Of course, if the store sign says Rowhouse, I am going to go in. See how the “H” looks like a little house? Irresistible! Inside, we found a wonderful collection of vintage and antique home items at accessible prices, tended to by proprietor Linda Westphal who was kind enough to let my daughter entertain herself on an old typewriter. Usually I let out wistful sighs when lurking about antique stores but Rowhouse has some fantastic things within reach.
You do have to like old, although there were a few mid-century items, but nothing overly modern. Now that that’s out of the way, on to exploring. We noticed the case first, since we now have a violinist in the house but Linda took the violin out of the window so we could get a better look. No longer playable, we were still pretty excited to learn the violin had been made in 1832, the same year as our house.
My husband Frank said, “If you had a store, it would be just like this,” as he walked around noticing lovely things like a perforated room divider for $50. Indeed, the store occupies a turn-of-the-century building, if not older, and you go from room to room instead of an open plan. The experience is not unlike visiting an old relative’s house who has the coolest things.
Computer keyboards just aren’t as satisfying to use. Tap, tap, tap, ding!
On the left side of the photo above, there is a desk with a hump-back desk clock. To the left of the clock is a letter organizer, made in France in the early 1800’s. It’s a fantastic piece and very small space friendly. Below is a slightly closer look. I’m sorry I didn’t get a close-up photo.
Below, is the second room, as visitors progress to the back of the store. Rowhouse occupies a corner property so there are windows on the side. The eclectic mix works very well in the architectural setting. Another nice thing about a store setting like this, is that if you live in an older row house, you can get a realistic idea of how something will look in your house, thanks to the similar proportions. Helps to prevent those, “it looked so much smaller in the store” moments.

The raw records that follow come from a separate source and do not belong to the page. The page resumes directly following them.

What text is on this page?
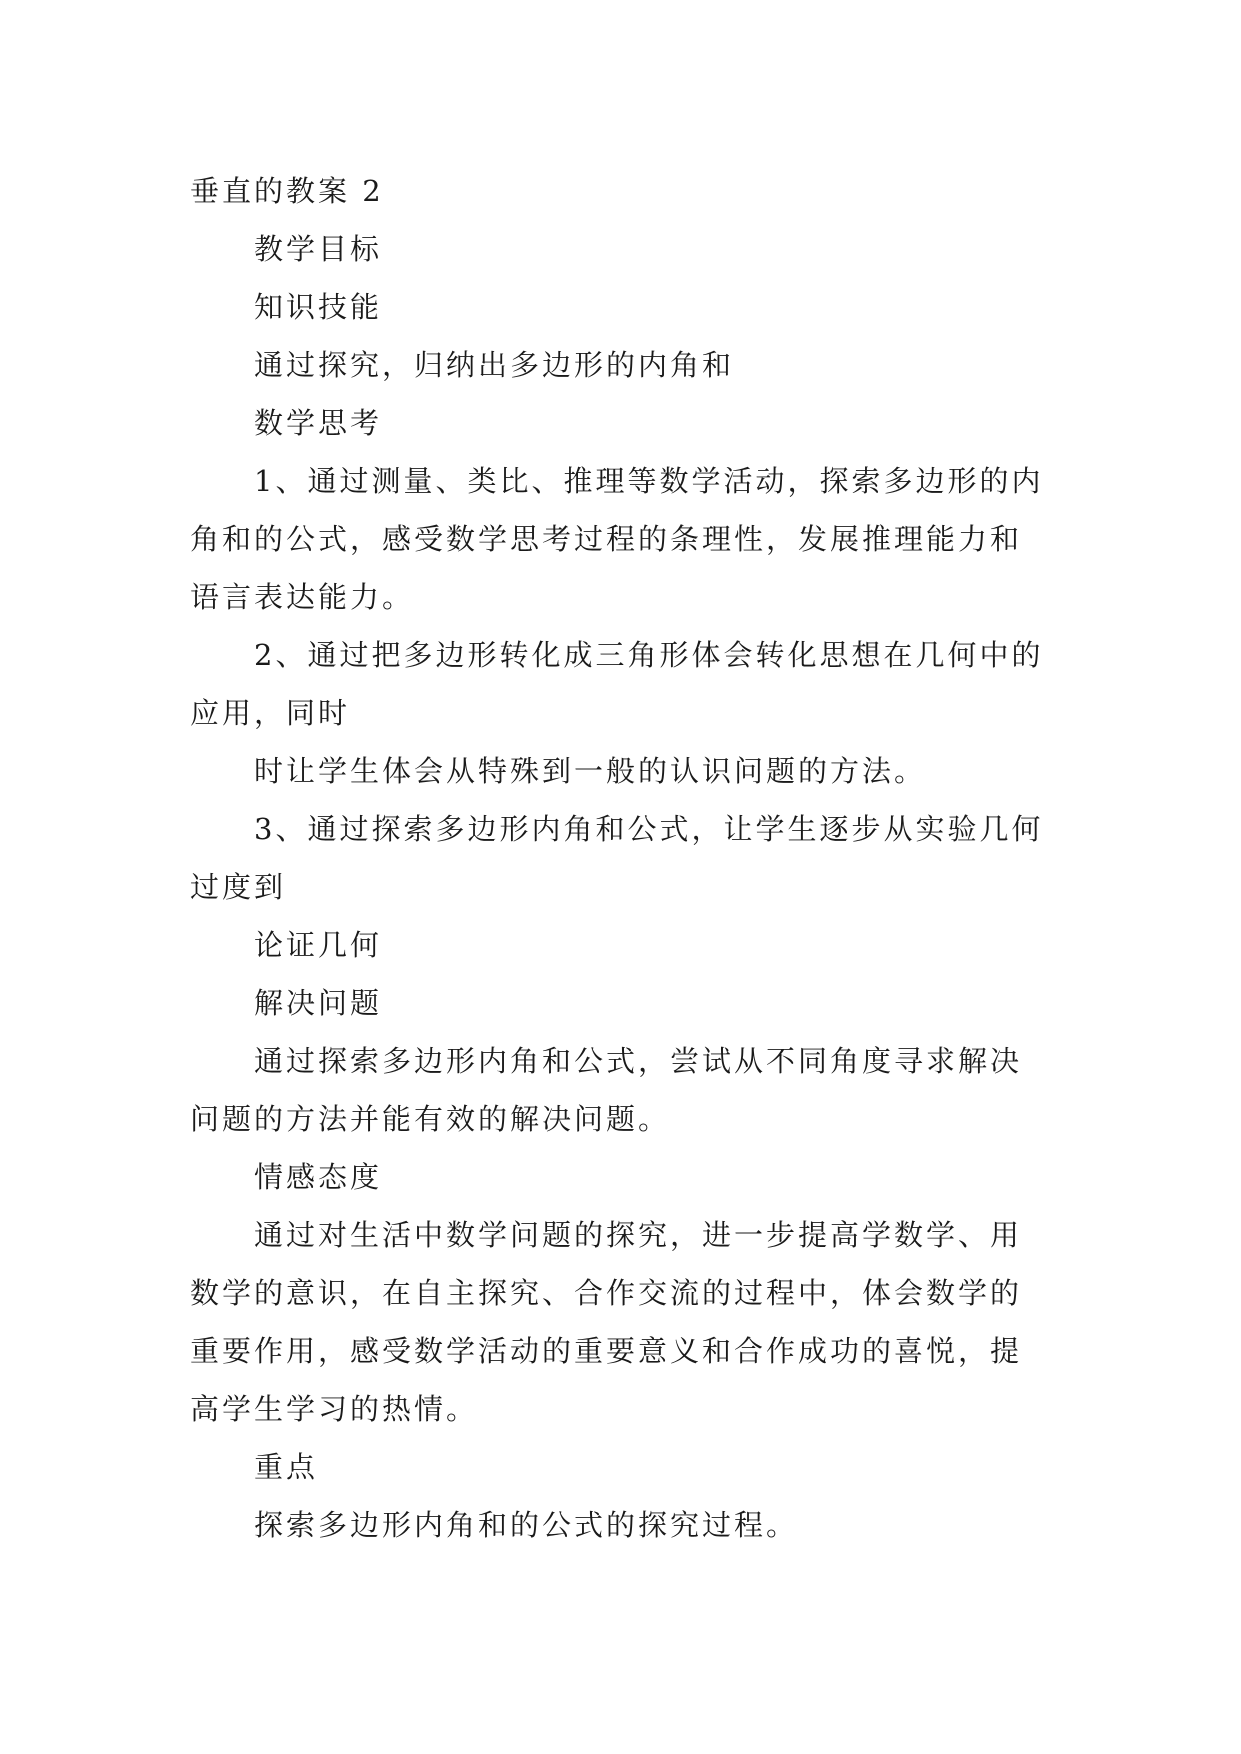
垂直的教案 2

教学目标

知识技能

通过探究，归纳出多边形的内角和

数学思考

1、通过测量、类比、推理等数学活动，探索多边形的内角和的公式，感受数学思考过程的条理性，发展推理能力和语言表达能力。

2、通过把多边形转化成三角形体会转化思想在几何中的应用，同时

时让学生体会从特殊到一般的认识问题的方法。

3、通过探索多边形内角和公式，让学生逐步从实验几何过度到

论证几何

解决问题

通过探索多边形内角和公式，尝试从不同角度寻求解决问题的方法并能有效的解决问题。

情感态度

通过对生活中数学问题的探究，进一步提高学数学、用数学的意识，在自主探究、合作交流的过程中，体会数学的重要作用，感受数学活动的重要意义和合作成功的喜悦，提高学生学习的热情。

重点

探索多边形内角和的公式的探究过程。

The third room of the store looked very much like it had been a kitchen during a previous life. Looking behind the shelves, we could make out tile soap holders. Another of our favorites are the floor mats pictures below. They feature nautical and botanical themes. If you have a row house where people come directly into your living room from the outdoors, these mats are fantastic for keeping dirt off your rugs. Frank really liked one that had sailboats on it but we have to wait until they come in stock. The mats are also lovely as wall hangings.
Besides having lovely things to go in the kitchen, there was a beautiful baker’s rack in the front window, with beautiful dark wood surfaces on a vintage industrial style base.
And then, there was this octopus taking a bath on a vintage dictionary page, who came home with us.